Bob Nemens commented, "Traditional marketers may be quick to dismiss Internet chatter as coming from the 'uninformed.' ... If Thomas Edison had been given the option at the time, I bet he would have spent significant time on the online underground." Fernando Polo dismissed the potential pitfalls of bias caused by listening only to outspoken users of the Internet by saying, "Excuses such as 'listening to the wrong complaints' are just that: excuses.
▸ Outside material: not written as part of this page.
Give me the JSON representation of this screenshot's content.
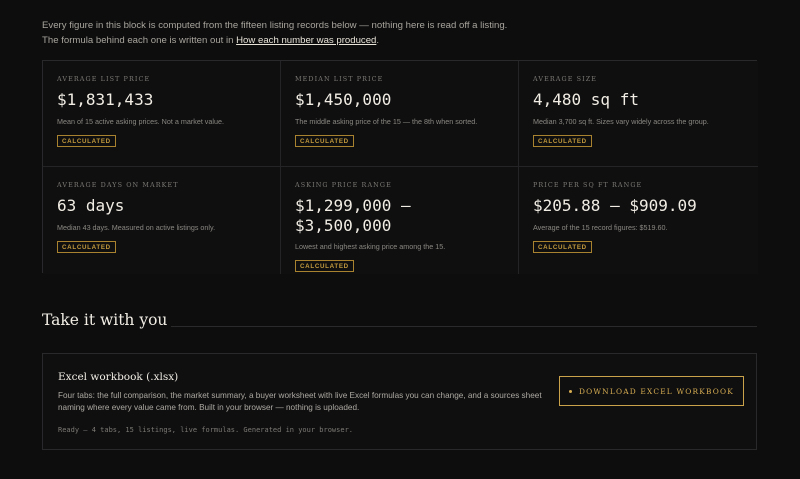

Text-mining technologies can now help companies listen to their customers better than ever... My advice: 'Don't let your competitors listen to your clients; do it yourself first.'" Andrea Learned pointed out, "Eventually, those slightly later adopters and less-active types will join in to make blogs a more representative discussion vehicle... The same will likely happen in the consumer generated marketing realm when slightly later-to-adopt consumers realize how much they can influence manufacturers...."
The proper role of CGM was a source of some comment. In particular, the findings of a study cited in the column that associated companies utilizing mechanisms for paying attention to "emerging customers" with the fostering of "disruptive technologies" raised some eyebrows. As Christophe Meili put it, "I'm surprised that consumer generated marketing would foster disruptive innovation. I was under the impression that ... true disruption would be generated less by popular demand than by hard radical thinking." Flavius Chircu suggested that if we regard consumer generated marketing as "something akin to the other party in a dialogue ... (it) becomes a source of incremental improvements whereas anything revolutionary could only come during the 'breaks' in the dialogue." And Caleb DeGrenier commented that "companies still need to surprise the market with innovative products that no single customer would have thought of."
This brings us full cycle to some of our original questions about consumer generated marketing. Is it really something "new under the sun"? Is it, for marketers, a disruptive technology in its own right, something offering decision makers more for less (or, more accurately reflecting the definition of a disruptive technology, less for a lot less)? Or is it something to be regarded as providing just one of several important inputs to future product development and marketing decisions involving primarily non-disruptive technologies? Does chatter matter? And how much? What do you think?